If your concern is understanding what your AI score looks like before your instructor does, the only reliable way to know is to check it in advance. Our guide on how to reduce your Turnitin AI score covers the legitimate techniques that actually work — none of which involve paraphrasing tools.

Frequently asked questions

Can QuillBot bypass Turnitin in 2025 and 2026?

No. Since Turnitin launched its AIW-2 model in December 2023, QuillBot does not reliably bypass the AI Writing Report. Even in Creative mode — the most aggressive setting — testing shows an average AI score of 49% and only a 14% chance of scoring below the 20% threshold. The Turnitin model detects the statistical patterns of AI-generated text even after paraphrasing.

Does QuillBot affect the similarity score or the AI score?
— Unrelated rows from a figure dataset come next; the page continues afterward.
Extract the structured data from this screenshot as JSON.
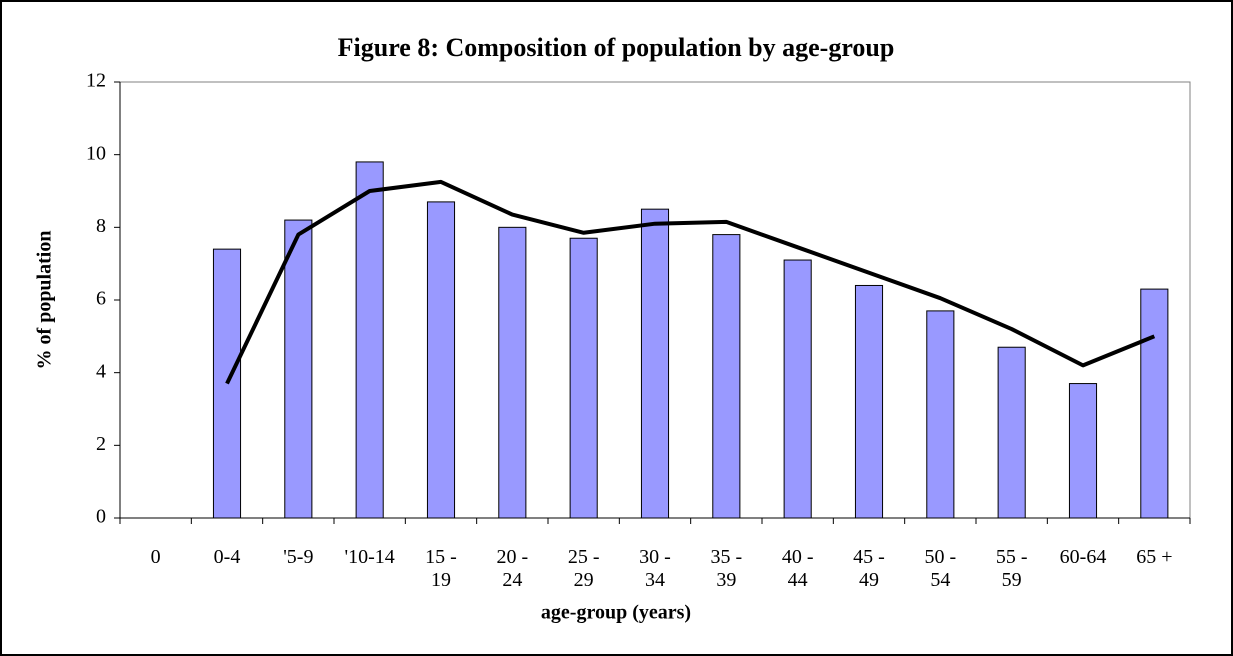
{
  "chart_data": {
    "type": "bar",
    "title": "Figure 8:  Composition of population  by age-group",
    "xlabel": "age-group (years)",
    "ylabel": "% of population",
    "categories": [
      "0",
      "0-4",
      "'5-9",
      "'10-14",
      "15 - 19",
      "20 - 24",
      "25 - 29",
      "30 - 34",
      "35 - 39",
      "40 - 44",
      "45 - 49",
      "50 - 54",
      "55 - 59",
      "60-64",
      "65 +"
    ],
    "series": [
      {
        "type": "bar",
        "color": "#9999ff",
        "values": [
          null,
          7.4,
          8.2,
          9.8,
          8.7,
          8.0,
          7.7,
          8.5,
          7.8,
          7.1,
          6.4,
          5.7,
          4.7,
          3.7,
          6.3
        ]
      },
      {
        "type": "line",
        "color": "#000000",
        "values": [
          null,
          3.7,
          7.8,
          9.0,
          9.25,
          8.35,
          7.85,
          8.1,
          8.15,
          7.45,
          6.75,
          6.05,
          5.2,
          4.2,
          5.0
        ]
      }
    ],
    "ylim": [
      0,
      12
    ],
    "yticks": [
      0,
      2,
      4,
      6,
      8,
      10,
      12
    ],
    "grid": false
  }
}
Both, but differently. QuillBot typically lowers the similarity score by replacing words with synonyms, making text less likely to match indexed sources verbatim. However, it raises the AI score by triggering purple highlighting in the AI Writing Report — a specific flag indicating AI-generated content was paraphrased. The two reports are independent, so QuillBot can lower one score while raising the other simultaneously.

What does the purple highlight in Turnitin mean?

Purple highlighting in the AI Writing Report indicates text that Turnitin has identified as both AI-generated and subsequently processed through an AI paraphrasing tool such as QuillBot. It is a separate category from cyan highlighting, which flags directly AI-generated text. Purple highlighting specifically signals to the instructor that an attempt was made to disguise AI-generated content using a paraphrasing tool.

Does Turnitin detect other paraphrasing tools besides QuillBot?

Yes. Turnitin's paraphrasing detection model targets all AI word spinners — not just QuillBot. Spinbot, Wordtune, and similar tools operate on the same synonym-substitution mechanism and are covered by the same detection model. Any tool that restructures AI-generated text at the surface level leaves the underlying statistical fingerprint that Turnitin's model is trained to identify.